The term “laisser aller” or “letting go” is used by Friedrich Nietzsche
to describe this state of nature, in which man resides absently of law. His
use of the term represents the struggle morality wages against nature and
reason. He equates morality in any form, with “tyranny and unreason.”
Nietzsche proposes that man’s natural existence be, in essence, nihilistic.
Logically, the political entity known as the state, created by man will inherit
these traits. Thus, the conclusion is that the creation and institution of
international law are in direct violation to nature.
However, international law exists and states “generally” submit
themselves to it. . Since most of this law is derived from codified norms of
states, the term submission can be used. There is a disservice committed to
humanity when the law is broken, not just to those who are weaker in the global
community but to the law itself. A violent raping of the law is committed when
it is taken in an a la carte form. The constant shifting back and forth from
international law to nature creates an incoherent system and a basis for
calling the reversion to the natural state, evil. In this setting “illegal”
unilateral action is immoral. Conversely, the adherence to the law is equally
immoral. This conclusion is drawn from the virtue of integrity. Either have a
commitment to comply with morality or completely abstain from a hypocritical
form of servicing the law with words and no conformity. Consistency, is an
extremely important factor of a system of law.
Moynihan argues that the United State has begun to traverse a path
leading away from its adherence to international law. “There is clear evidence
that the United States is moving away from its long established concern for and
advocacy of international legal norms of state behavior.” The implication of
the United States’ departure is extremely troubling.

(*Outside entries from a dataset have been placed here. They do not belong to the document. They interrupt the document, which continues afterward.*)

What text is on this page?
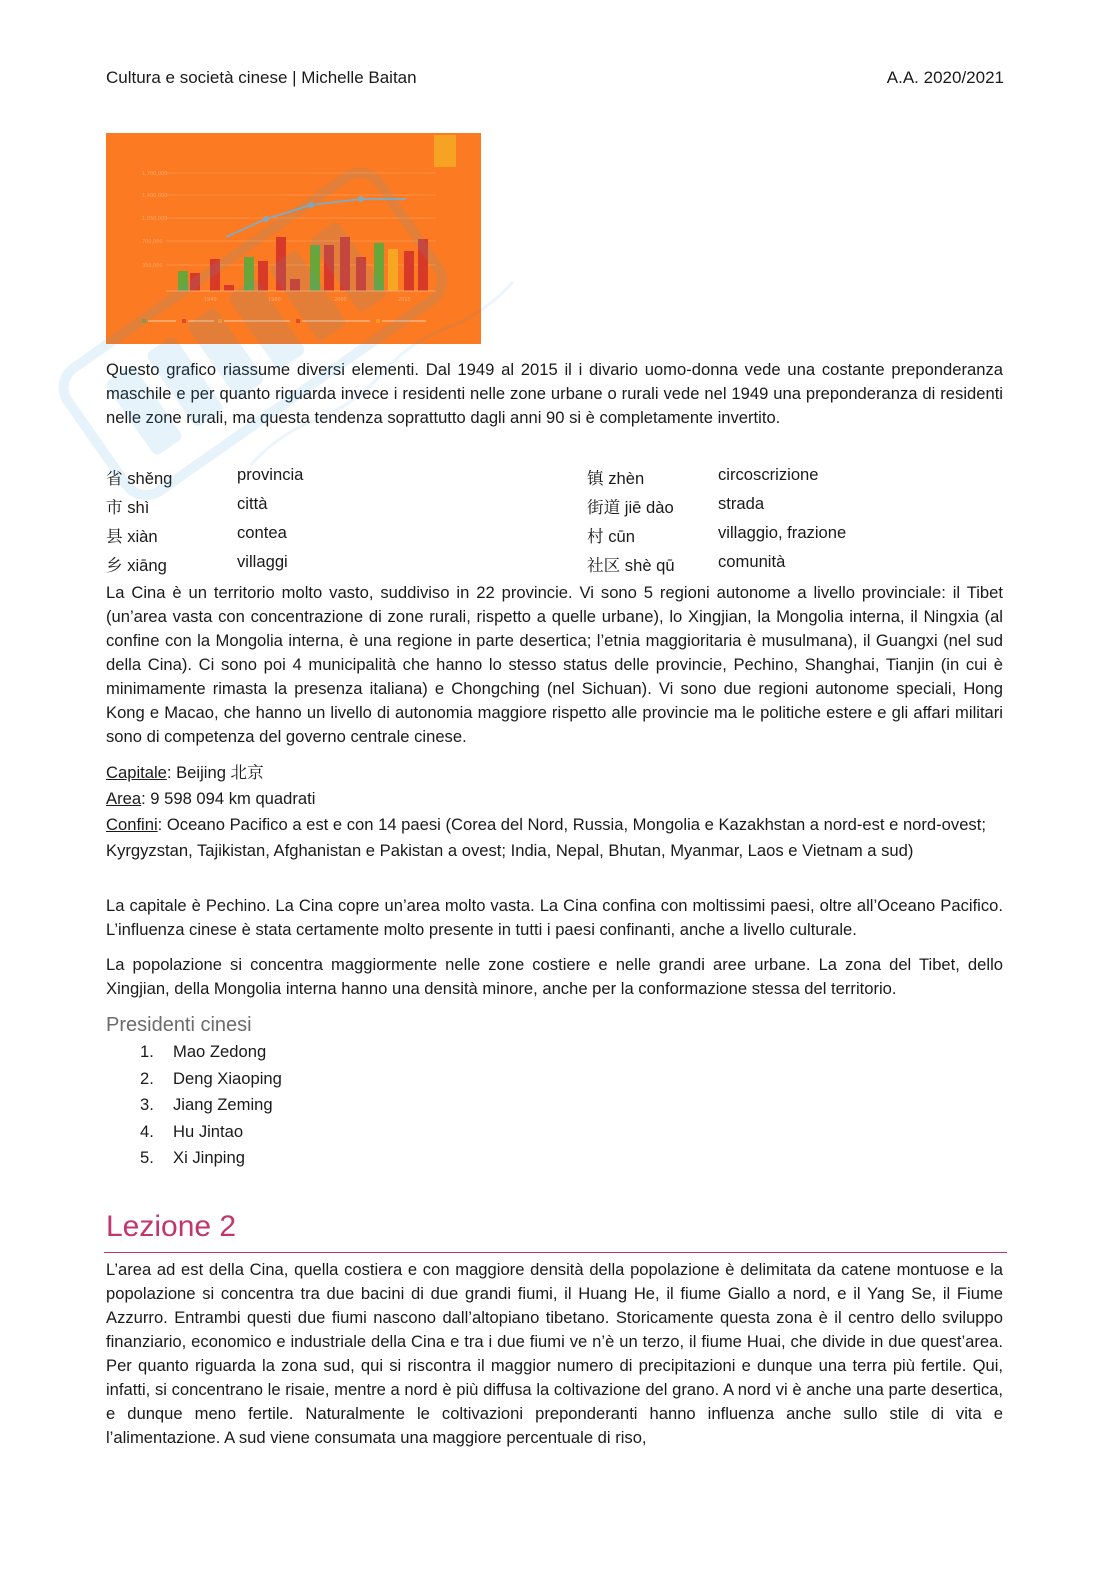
Cultura e società cinese | Michelle Baitan	A.A. 2020/2021
1,700,000
1,400,000
1,050,000
700,000
350,000
1949	1980	2000	2015

Questo grafico riassume diversi elementi. Dal 1949 al 2015 il i divario uomo-donna vede una costante preponderanza maschile e per quanto riguarda invece i residenti nelle zone urbane o rurali vede nel 1949 una preponderanza di residenti nelle zone rurali, ma questa tendenza soprattutto dagli anni 90 si è completamente invertito.

省 shěng	provincia	镇 zhèn	circoscrizione
市 shì	città	街道 jiē dào	strada
县 xiàn	contea	村 cūn	villaggio, frazione
乡 xiāng	villaggi	社区 shè qū	comunità

La Cina è un territorio molto vasto, suddiviso in 22 provincie. Vi sono 5 regioni autonome a livello provinciale: il Tibet (un’area vasta con concentrazione di zone rurali, rispetto a quelle urbane), lo Xingjian, la Mongolia interna, il Ningxia (al confine con la Mongolia interna, è una regione in parte desertica; l’etnia maggioritaria è musulmana), il Guangxi (nel sud della Cina). Ci sono poi 4 municipalità che hanno lo stesso status delle provincie, Pechino, Shanghai, Tianjin (in cui è minimamente rimasta la presenza italiana) e Chongching (nel Sichuan). Vi sono due regioni autonome speciali, Hong Kong e Macao, che hanno un livello di autonomia maggiore rispetto alle provincie ma le politiche estere e gli affari militari sono di competenza del governo centrale cinese.

Capitale: Beijing 北京
Area: 9 598 094 km quadrati
Confini: Oceano Pacifico a est e con 14 paesi (Corea del Nord, Russia, Mongolia e Kazakhstan a nord-est e nord-ovest; Kyrgyzstan, Tajikistan, Afghanistan e Pakistan a ovest; India, Nepal, Bhutan, Myanmar, Laos e Vietnam a sud)

La capitale è Pechino. La Cina copre un’area molto vasta. La Cina confina con moltissimi paesi, oltre all’Oceano Pacifico. L’influenza cinese è stata certamente molto presente in tutti i paesi confinanti, anche a livello culturale.

La popolazione si concentra maggiormente nelle zone costiere e nelle grandi aree urbane. La zona del Tibet, dello Xingjian, della Mongolia interna hanno una densità minore, anche per la conformazione stessa del territorio.

Presidenti cinesi
1.	Mao Zedong
2.	Deng Xiaoping
3.	Jiang Zeming
4.	Hu Jintao
5.	Xi Jinping
Lezione 2

L’area ad est della Cina, quella costiera e con maggiore densità della popolazione è delimitata da catene montuose e la popolazione si concentra tra due bacini di due grandi fiumi, il Huang He, il fiume Giallo a nord, e il Yang Se, il Fiume Azzurro. Entrambi questi due fiumi nascono dall’altopiano tibetano. Storicamente questa zona è il centro dello sviluppo finanziario, economico e industriale della Cina e tra i due fiumi ve n’è un terzo, il fiume Huai, che divide in due quest’area. Per quanto riguarda la zona sud, qui si riscontra il maggior numero di precipitazioni e dunque una terra più fertile. Qui, infatti, si concentrano le risaie, mentre a nord è più diffusa la coltivazione del grano. A nord vi è anche una parte desertica, e dunque meno fertile. Naturalmente le coltivazioni preponderanti hanno influenza anche sullo stile di vita e l’alimentazione. A sud viene consumata una maggiore percentuale di riso,
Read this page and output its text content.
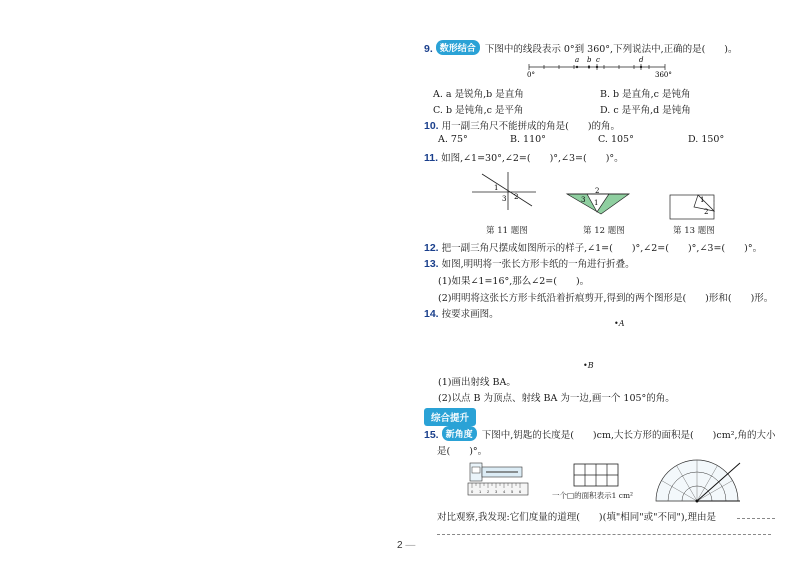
9. 数形结合 下图中的线段表示 0°到 360°,下列说法中,正确的是(　　)。
a b c	d
0°	360°
A. a 是锐角,b 是直角	B. b 是直角,c 是钝角
C. b 是钝角,c 是平角	D. c 是平角,d 是钝角
10. 用一副三角尺不能拼成的角是(　　)的角。
A. 75°	B. 110°	C. 105°	D. 150°
11. 如图,∠1=30°,∠2=(　　)°,∠3=(　　)°。
1
2
3	3
2
1	1
2
第 11 题图	第 12 题图	第 13 题图
12. 把一副三角尺摆成如图所示的样子,∠1=(　　)°,∠2=(　　)°,∠3=(　　)°。
13. 如图,明明将一张长方形卡纸的一角进行折叠。
(1)如果∠1=16°,那么∠2=(　　)。
(2)明明将这张长方形卡纸沿着折痕剪开,得到的两个图形是(　　)形和(　　)形。
14. 按要求画图。
•A
•B
(1)画出射线 BA。
(2)以点 B 为顶点、射线 BA 为一边,画一个 105°的角。
综合提升
15. 新角度 下图中,钥匙的长度是(　　)cm,大长方形的面积是(　　)cm²,角的大小
是(　　)°。
0 1 2 3 4 5 6	一个□的面积表示1 cm²
对比观察,我发现:它们度量的道理(　　)(填"相同"或"不同"),理由是
2 —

The decline of
universalism in world politics can be seen through the example of the United
States. Moynihan has no trouble in finding examples in recent history to
support his argument.
During the Bush Administration two examples are cited of unilateral
action condoned by the United States, which are violations of international law.
The first is the precedent allowing the Federal Bureau of Investigation
apprehend fugitives of United States law anywhere around the world. This
violates the principles of sovereignty and jurisdiction. The second example
is the United States’ raid on the home of the Nicaraguan embassador in Panama.
This clearly violates the idea of extraterritorality. These actions are
interpreted to be in violation to the very law that the United States
constitution promises to up hold. Because of these actions and many others
that are frequently taking place all around the globe, an underlying disregard
for law in the international community exists. One could conclude that there
is no real international law but international suggestion.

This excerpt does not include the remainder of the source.